Andre Townsend

No. 61
- Position: Defensive end

Personal information
- Born: October 8, 1962 (age 63) Chicago, Illinois, U.S.
- Listed height: 6 ft 3 in (1.91 m)
- Listed weight: 265 lb (120 kg)

Career information
- High school: Aberdeen (Mississippi)
- College: Ole Miss
- NFL draft: 1984: 2nd round, 46th overall pick

Career history
- Denver Broncos (1984–1990); Green Bay Packers (1992)*;
- * Offseason or practice squad member only

Awards and highlights
- Third-team All-American (1983); 2× Second-team All-SEC (1982, 1983);

Career NFL statistics
- Sacks: 22
- Fumble recoveries: 6
- Touchdowns: 1
- Stats at Pro Football Reference

= Andre Townsend =

American football player (born 1962)

Andre Townsend (born October 8, 1962) is an American former professional football player who was a defensive end for seven seasons with the Denver Broncos of the National Football League (NFL).

Townsend was born in Chicago, Illinois.

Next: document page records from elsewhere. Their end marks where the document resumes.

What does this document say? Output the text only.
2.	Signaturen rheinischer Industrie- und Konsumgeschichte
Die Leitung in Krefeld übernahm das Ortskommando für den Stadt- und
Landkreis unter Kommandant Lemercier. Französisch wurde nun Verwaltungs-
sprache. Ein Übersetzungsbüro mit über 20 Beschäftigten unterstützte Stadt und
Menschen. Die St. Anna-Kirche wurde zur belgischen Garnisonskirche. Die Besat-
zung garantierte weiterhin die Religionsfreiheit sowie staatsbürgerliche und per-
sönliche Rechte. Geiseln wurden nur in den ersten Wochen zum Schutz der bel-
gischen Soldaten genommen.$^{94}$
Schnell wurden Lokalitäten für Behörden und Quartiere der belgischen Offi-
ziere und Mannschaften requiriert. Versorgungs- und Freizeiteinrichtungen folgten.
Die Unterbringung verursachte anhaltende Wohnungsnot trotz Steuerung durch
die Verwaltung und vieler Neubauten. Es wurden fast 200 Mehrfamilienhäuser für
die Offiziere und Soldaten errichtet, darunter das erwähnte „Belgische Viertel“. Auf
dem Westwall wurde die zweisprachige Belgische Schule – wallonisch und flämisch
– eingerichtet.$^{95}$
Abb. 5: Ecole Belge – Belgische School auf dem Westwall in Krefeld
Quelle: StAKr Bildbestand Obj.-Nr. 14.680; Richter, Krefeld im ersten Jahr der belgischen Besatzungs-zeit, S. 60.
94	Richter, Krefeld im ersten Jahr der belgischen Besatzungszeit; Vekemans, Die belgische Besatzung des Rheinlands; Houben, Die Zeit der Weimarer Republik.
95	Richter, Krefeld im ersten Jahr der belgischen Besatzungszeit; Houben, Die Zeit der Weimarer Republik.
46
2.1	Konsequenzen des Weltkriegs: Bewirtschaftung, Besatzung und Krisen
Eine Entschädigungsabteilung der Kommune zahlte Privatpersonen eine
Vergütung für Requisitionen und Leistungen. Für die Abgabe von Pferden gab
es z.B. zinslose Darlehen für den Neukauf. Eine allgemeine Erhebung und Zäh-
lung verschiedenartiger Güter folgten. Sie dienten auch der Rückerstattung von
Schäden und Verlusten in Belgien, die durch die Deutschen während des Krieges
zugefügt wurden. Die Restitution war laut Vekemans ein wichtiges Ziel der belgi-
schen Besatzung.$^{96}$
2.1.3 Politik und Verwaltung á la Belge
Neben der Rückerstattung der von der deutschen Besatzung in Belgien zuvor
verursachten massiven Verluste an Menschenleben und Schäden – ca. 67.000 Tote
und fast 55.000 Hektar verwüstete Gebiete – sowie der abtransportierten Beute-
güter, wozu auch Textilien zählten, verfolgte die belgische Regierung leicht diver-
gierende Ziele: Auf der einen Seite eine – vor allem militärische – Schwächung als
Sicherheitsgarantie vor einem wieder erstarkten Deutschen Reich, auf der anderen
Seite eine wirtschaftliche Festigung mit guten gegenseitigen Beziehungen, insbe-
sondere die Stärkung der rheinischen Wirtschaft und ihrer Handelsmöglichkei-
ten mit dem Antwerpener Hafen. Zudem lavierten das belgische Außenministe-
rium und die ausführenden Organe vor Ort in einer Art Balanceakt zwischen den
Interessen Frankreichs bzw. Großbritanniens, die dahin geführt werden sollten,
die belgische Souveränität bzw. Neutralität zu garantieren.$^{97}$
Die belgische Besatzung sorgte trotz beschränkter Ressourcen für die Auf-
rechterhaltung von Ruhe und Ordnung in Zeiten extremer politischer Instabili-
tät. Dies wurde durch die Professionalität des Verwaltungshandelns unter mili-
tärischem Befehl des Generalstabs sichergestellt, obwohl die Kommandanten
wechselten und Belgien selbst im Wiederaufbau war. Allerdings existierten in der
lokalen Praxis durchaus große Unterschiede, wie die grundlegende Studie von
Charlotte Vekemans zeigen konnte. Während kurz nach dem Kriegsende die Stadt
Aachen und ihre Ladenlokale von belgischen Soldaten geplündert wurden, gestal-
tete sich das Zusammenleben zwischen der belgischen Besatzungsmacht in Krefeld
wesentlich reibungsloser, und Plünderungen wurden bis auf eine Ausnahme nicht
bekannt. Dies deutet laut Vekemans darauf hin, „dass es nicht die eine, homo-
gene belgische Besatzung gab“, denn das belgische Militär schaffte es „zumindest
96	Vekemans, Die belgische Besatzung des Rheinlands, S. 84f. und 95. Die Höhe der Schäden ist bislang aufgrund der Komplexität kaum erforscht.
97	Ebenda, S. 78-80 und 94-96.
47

After a standout high school career for the Aberdeen, Mississippi High School Bulldogs, he played college football for the Ole Miss Rebels As a senior, he was honored by Football News as a third-team All-American.

Townsend was selected by the Broncos in the second round of the 1984 NFL draft. He spent his entire career with the Broncos, and started in Super Bowl XXI and Super Bowl XXII. He accumulated 22 career sacks and 6 fumble recoveries.